Homo Homini Lupus
Seorang pengamen kecil, bermodalkan kedua telapak tangannya,
mengiringi lagu yang keluar dari mulutnya yang cemongcemong
belum tersentuh air apalagi sabun mandi. Pengamen
kecil itu mengiringi kesibukan pagi di dalam bis yang masih
separuh kosong yang kutumpangi. Ia tidak membawa gitar, tidak
membawa kecrikan dari tutup botol yang dipaku di sebuah
kayu kecil, tidak juga membawa alat musik lainnya. Biasanya
para pengamen membawa alat pengantar musik untuk membantu
melantunkan sejumlah lagu, sebelum beberapa uang logam
dan uang kertas beralih ke dalam kantong permen yang
disodorkan ke beberapa orang yang tengah berbaik hati dan
mau berderma pada saat itu.
orang calon penumpang bis mencari bangku yang kosong
untuk diduduki. Tiba-tiba sebuah dorongan yang lebih
keras membuat tubuh si pengamen kecil terhuyung membentur
kursi bis. Rupanya ada seorang pengamen, dengan badan
gempal besar, merasa terganggu dengan kehadiran pengamen
kecil itu. Sepertinya si pengamen kecil cukup tahu diri dan mengerti jelas apa arti dorongan kasar yang baru saja ia terima.

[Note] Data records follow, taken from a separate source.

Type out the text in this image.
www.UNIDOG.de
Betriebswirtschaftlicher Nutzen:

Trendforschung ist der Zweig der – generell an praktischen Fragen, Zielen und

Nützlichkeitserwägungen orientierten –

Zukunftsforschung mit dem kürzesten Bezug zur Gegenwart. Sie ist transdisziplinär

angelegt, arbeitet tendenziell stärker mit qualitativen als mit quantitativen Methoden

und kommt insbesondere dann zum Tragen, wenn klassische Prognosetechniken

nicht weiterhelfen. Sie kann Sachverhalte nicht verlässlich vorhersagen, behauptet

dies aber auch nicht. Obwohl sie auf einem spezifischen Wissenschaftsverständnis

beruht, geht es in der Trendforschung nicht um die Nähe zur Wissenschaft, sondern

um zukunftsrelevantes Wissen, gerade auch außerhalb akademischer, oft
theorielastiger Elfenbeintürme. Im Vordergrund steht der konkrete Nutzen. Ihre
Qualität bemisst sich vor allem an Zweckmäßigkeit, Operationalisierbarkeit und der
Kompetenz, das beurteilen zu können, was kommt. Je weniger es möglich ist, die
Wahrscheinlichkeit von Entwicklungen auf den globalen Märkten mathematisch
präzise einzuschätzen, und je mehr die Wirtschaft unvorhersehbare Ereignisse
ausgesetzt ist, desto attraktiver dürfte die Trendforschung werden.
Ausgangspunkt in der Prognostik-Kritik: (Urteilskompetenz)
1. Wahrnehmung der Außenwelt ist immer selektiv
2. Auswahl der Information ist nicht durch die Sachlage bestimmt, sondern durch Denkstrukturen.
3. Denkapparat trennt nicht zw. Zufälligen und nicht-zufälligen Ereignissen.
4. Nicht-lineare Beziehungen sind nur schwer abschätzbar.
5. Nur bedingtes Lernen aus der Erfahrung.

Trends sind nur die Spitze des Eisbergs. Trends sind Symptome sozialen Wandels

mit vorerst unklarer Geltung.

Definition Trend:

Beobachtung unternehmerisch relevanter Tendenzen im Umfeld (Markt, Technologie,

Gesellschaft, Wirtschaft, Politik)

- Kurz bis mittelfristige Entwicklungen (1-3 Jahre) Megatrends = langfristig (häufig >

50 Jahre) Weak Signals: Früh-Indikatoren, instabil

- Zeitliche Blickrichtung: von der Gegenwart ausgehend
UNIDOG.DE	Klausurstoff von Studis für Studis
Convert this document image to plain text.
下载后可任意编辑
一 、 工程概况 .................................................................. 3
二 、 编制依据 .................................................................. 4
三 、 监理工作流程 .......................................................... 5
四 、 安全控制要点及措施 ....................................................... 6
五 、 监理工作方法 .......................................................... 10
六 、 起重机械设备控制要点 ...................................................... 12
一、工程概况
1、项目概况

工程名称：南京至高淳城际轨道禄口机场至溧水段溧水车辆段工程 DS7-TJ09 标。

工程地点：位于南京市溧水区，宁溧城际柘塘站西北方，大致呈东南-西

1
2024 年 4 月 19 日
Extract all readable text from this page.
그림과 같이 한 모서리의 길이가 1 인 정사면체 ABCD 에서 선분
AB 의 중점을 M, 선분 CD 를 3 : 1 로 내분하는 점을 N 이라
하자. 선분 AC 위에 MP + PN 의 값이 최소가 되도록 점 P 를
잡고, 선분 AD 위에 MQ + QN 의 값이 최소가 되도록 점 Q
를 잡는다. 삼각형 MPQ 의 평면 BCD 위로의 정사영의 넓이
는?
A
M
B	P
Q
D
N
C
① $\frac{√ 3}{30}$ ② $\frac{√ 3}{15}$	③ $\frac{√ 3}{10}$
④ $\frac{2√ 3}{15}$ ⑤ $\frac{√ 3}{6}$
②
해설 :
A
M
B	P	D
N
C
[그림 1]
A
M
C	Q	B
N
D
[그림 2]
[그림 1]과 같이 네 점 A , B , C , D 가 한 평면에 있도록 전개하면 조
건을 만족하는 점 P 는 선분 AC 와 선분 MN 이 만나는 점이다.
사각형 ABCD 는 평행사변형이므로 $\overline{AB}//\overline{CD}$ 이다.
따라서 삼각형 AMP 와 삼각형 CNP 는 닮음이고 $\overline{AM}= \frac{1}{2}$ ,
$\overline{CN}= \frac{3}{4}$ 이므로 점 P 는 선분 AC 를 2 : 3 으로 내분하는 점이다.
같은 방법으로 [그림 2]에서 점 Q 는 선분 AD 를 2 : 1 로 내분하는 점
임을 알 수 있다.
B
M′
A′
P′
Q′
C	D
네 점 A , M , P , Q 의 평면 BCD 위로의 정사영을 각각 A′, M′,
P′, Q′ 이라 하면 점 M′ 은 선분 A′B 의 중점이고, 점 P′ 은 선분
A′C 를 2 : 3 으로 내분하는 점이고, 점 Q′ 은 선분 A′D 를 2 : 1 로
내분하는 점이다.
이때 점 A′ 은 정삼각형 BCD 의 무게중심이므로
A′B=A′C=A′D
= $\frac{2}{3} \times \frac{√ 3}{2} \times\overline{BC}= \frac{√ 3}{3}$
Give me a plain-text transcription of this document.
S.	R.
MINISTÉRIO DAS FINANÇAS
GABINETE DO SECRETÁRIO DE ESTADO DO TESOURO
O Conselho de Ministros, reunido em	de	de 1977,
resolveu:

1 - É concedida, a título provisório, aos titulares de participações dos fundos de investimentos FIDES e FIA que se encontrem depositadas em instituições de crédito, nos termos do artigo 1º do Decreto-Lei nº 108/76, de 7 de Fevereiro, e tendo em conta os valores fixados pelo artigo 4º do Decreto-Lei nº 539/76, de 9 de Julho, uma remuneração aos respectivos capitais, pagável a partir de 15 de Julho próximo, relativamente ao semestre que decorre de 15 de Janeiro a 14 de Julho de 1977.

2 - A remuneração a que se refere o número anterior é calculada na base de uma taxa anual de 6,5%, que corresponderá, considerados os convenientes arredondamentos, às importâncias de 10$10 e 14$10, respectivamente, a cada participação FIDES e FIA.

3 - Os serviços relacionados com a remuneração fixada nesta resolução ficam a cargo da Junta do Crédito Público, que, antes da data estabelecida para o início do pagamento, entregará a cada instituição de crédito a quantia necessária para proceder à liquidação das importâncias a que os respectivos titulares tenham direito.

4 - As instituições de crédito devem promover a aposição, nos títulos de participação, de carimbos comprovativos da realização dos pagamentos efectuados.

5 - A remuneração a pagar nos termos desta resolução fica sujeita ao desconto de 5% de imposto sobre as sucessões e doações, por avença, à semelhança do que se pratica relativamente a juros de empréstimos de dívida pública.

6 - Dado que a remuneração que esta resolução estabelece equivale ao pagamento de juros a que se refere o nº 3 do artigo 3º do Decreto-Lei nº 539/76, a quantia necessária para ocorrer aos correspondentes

Pelan-pelan, si pengamen kecil keluar dari dalam bis dan
membiarkan pengamen dengan tubuh gempal itu menggantikan
posisinya.
Homo Homini Lupus. Manusia menjadi serigala untuk
manusia lainnya. Siapa yang kuat ia yang menang. Apalagi
di sebuah kota besar. Jegal menjegal, tindas menindas,
sikut menyikut bukan barang baru lagi dan seakan menjadi
syarat utama untuk memenangkan pertandingan tanpa tropi.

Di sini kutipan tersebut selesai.